Countdown to Plane Crazy!

Dear Diary,
Well, I finally made the move from hotel to a real apartment in New York City! A great little place in the Upper West Side! How lucky can you get!
Of course, I do miss the maid service and 24-hour room service...but I don't miss fighting my way through the throngs of teen pageant contestants camped out in the lobby, or the drunken revelers walking past my door at 2 o'clock in the morning!
Of course, I do miss my husband and daughters. Myrna is busy in rehearsals for Annie Get Your Gun, Trinity is busy at art classes and socializing like a butterfly, and my husband is just plain busy -- working, working, working, looking after the kids...oh, and working!
We've spent the last two days in auditions at Ripley Grier Studios at 36th and 8th, so I've been getting my exercise in by walking to and from the studio!
Apparently this is THE audition space nowadays. They are on the 16th floor and very bright, air conditioned and well appointed. Not at all like the crumbling down dim tunnels I had imagined. In fact, auditions for Kathy Lee's latest musical were taking place next to us, so if it's good enough for her, it's good enough for me! I must say it was pretty cool to see the Plane Crazy notice on the door, with my name at the top of the list! Too cool.
And I must also say it was super cool to hear live actors reading my scenes!
I've learned that auditioning is a skill unto itself. I've seen a ton of super-talented people over the last couple of days and talent itself isn't enough. Maybe it should be, but you can't help but be impressed by actors who are on time, well-dressed (with some thought as to the part for which they are reading), have additional music to sing (without frantically flipping back and forth and back and forth and back and forth in their huge books for the one song that shows off their voice), who have memorized their sides, and who walk in with confidence and don't apologize for being flustered because this is their tenth audition today! (way to make me feel important!).
I heard all sorts of songs, some I had never heard before, some old chestnuts, and I even heard Tom Lehrer's "The Masochism Tango"!

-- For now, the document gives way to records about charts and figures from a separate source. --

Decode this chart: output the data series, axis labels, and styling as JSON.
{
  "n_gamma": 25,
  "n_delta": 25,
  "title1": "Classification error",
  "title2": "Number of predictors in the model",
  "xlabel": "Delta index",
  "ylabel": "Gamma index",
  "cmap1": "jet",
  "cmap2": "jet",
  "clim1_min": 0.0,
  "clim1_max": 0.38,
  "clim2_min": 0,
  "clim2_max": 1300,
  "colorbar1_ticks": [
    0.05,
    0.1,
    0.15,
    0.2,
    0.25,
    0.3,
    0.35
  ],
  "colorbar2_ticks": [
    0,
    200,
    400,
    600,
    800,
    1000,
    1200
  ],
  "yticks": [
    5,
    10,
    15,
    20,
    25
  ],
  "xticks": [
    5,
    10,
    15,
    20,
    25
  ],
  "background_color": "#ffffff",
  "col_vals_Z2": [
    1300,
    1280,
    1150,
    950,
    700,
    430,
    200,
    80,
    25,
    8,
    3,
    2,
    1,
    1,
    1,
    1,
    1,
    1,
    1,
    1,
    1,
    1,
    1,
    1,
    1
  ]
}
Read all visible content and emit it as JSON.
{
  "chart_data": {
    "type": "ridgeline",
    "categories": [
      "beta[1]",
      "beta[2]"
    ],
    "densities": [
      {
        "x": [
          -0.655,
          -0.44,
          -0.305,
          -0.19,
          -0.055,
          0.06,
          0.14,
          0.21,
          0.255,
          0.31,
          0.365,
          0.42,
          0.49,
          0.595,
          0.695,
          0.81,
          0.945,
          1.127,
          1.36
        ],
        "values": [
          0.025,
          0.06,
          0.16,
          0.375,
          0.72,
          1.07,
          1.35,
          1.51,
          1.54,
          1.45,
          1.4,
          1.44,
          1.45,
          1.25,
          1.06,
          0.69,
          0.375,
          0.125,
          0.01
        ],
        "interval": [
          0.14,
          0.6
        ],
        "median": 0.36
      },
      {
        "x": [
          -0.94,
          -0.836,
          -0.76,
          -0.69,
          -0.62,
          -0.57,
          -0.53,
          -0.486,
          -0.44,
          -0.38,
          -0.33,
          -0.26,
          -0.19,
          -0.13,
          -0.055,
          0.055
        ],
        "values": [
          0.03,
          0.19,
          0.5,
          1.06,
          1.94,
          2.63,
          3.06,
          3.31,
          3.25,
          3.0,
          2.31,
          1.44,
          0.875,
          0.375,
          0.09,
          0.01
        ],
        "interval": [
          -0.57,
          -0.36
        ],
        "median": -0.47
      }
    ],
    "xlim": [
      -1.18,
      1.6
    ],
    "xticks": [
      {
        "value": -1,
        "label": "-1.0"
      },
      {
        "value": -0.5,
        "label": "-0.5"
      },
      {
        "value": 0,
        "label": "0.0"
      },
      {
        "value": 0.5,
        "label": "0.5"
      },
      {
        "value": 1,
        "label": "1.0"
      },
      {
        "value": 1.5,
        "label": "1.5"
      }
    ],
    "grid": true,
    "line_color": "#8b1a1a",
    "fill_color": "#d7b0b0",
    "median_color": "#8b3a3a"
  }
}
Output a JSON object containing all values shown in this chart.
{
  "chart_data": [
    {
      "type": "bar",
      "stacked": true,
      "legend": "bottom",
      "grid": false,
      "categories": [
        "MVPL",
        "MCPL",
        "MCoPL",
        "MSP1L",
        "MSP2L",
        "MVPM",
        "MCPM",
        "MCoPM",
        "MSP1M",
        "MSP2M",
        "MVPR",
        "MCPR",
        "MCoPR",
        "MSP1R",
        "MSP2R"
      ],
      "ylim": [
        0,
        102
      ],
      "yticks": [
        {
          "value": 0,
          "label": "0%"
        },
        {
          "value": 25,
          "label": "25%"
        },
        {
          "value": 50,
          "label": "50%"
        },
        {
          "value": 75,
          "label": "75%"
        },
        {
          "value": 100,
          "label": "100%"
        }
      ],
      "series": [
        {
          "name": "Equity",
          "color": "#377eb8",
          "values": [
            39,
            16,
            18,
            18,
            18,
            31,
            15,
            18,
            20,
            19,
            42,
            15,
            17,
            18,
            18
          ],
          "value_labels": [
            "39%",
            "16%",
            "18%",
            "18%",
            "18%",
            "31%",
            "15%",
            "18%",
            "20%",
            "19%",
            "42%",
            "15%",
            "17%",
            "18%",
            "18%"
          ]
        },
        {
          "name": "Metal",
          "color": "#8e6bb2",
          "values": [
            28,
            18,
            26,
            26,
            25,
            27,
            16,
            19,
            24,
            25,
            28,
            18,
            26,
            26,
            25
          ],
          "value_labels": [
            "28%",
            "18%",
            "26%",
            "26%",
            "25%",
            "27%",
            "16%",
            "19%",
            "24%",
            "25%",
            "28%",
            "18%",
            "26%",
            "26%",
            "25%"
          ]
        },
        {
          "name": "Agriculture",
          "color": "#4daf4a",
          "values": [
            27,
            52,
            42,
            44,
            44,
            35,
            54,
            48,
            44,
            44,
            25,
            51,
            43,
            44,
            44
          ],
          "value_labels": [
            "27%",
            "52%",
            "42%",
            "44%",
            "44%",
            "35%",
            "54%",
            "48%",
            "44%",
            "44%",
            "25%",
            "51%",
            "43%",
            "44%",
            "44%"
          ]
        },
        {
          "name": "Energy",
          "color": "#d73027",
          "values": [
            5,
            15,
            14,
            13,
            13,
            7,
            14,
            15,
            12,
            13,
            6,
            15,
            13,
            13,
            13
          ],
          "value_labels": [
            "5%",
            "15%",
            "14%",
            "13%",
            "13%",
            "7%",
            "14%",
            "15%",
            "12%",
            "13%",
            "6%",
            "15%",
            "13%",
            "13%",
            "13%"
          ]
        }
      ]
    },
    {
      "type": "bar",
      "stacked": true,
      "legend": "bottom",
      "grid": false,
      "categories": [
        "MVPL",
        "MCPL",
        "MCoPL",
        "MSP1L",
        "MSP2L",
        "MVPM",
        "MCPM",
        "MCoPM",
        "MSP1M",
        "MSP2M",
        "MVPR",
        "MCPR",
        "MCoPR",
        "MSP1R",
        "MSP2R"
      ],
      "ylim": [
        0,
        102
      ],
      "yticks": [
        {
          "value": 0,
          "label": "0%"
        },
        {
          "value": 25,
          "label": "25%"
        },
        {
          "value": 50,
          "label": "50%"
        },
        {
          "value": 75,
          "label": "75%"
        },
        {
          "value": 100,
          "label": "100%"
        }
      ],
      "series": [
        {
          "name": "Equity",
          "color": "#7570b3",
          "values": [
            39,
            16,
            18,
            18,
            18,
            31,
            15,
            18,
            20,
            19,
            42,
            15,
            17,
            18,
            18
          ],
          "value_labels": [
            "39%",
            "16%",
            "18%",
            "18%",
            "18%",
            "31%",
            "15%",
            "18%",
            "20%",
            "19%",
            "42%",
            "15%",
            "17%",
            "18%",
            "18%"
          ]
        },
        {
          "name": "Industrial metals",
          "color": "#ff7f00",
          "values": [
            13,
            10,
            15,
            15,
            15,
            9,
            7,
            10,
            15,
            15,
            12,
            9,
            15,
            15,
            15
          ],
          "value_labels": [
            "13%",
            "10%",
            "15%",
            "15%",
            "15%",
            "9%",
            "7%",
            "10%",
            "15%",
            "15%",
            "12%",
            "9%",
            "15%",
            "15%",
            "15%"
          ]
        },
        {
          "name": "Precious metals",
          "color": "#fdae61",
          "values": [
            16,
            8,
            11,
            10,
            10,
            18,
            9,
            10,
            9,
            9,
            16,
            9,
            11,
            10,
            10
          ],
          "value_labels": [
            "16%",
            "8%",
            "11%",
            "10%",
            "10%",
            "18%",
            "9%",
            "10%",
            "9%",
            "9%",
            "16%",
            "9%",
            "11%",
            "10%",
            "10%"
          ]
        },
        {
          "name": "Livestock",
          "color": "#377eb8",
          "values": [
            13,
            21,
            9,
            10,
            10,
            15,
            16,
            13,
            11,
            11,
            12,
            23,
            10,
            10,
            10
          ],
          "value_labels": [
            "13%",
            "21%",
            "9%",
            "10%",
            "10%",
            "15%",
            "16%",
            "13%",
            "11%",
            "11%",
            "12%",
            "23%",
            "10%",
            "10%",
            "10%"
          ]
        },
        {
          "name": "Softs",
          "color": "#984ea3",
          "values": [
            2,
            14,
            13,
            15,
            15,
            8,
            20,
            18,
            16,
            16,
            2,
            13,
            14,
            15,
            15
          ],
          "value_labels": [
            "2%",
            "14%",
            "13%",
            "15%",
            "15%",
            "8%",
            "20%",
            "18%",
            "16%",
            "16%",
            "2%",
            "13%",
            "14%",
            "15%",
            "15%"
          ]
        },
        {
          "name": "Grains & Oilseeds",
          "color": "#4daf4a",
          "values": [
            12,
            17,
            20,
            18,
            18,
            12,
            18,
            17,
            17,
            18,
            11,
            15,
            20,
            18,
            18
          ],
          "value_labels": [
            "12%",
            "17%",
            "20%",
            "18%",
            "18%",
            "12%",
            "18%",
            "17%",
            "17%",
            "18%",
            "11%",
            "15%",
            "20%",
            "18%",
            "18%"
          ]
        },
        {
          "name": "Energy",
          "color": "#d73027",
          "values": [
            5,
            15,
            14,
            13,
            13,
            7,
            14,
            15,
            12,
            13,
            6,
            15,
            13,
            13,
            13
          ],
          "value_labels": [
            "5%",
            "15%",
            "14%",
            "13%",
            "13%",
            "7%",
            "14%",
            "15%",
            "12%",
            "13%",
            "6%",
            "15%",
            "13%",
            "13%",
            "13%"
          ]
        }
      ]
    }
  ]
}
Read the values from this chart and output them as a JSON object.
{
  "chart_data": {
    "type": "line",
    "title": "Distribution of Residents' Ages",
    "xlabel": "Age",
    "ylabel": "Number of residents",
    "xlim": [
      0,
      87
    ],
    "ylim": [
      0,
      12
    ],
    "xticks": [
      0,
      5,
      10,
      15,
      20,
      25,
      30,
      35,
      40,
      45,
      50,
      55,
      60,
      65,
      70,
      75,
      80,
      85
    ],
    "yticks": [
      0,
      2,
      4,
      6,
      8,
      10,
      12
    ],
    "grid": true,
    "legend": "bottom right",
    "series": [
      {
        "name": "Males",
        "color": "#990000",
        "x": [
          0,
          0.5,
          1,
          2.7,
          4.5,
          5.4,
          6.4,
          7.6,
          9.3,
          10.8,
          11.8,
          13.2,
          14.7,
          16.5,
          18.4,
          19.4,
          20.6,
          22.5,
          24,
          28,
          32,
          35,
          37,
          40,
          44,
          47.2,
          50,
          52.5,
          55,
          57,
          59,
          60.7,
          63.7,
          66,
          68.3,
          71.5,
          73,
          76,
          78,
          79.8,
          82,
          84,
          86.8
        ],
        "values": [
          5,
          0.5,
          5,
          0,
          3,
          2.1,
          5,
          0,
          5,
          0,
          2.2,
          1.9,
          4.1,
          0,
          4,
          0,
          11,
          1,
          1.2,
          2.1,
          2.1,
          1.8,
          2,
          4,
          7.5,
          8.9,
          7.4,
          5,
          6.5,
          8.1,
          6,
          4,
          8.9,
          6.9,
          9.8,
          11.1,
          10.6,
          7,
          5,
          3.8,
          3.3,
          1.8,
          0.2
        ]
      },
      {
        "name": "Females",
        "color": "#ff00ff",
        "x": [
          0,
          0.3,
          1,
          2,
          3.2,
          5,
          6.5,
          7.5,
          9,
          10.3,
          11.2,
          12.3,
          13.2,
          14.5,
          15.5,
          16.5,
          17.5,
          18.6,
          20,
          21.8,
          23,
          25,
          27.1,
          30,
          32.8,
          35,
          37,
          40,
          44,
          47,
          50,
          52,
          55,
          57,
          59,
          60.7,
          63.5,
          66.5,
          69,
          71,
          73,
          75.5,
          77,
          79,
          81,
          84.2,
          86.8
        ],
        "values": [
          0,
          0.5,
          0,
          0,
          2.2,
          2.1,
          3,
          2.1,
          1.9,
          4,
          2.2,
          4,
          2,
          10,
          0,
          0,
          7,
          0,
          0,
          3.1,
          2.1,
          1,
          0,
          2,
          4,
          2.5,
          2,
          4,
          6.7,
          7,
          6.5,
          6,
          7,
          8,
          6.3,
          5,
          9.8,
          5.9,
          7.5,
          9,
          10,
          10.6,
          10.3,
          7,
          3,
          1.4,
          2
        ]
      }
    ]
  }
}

But I wish I could tell each and every one of them that the moment they walk in, I am totally on their side. I want them so desperately to be right for the part -- it's their part to lose. I, on the other side of the table, am totally freaking out that we won't be able to find the right person! I want them to succeed!
Here's to the actors!
Technorati tags: Broadway Music Movie Musicals Musicals Blog Blogs Theater Theatre Entertainment

The one thing I never did and don't advise is "memorizing" sides to the point where you don't carry them up there with you.
2 reasons:
1. Because even someone with the most able memory (which I do have) can have a mental glitch under the pressure of an audition...and if you're not holding it...well, it's a downward spiral.
2. But more importantly you don't want to be doing a performance; you want to do an audition. You don't want the auditors to think that what you're doing is set in stone, the final product. It's but a starting point. I don't have stats on it, but I'd be willing to bet that those who audition memorized rarely get asked to do it again a different way.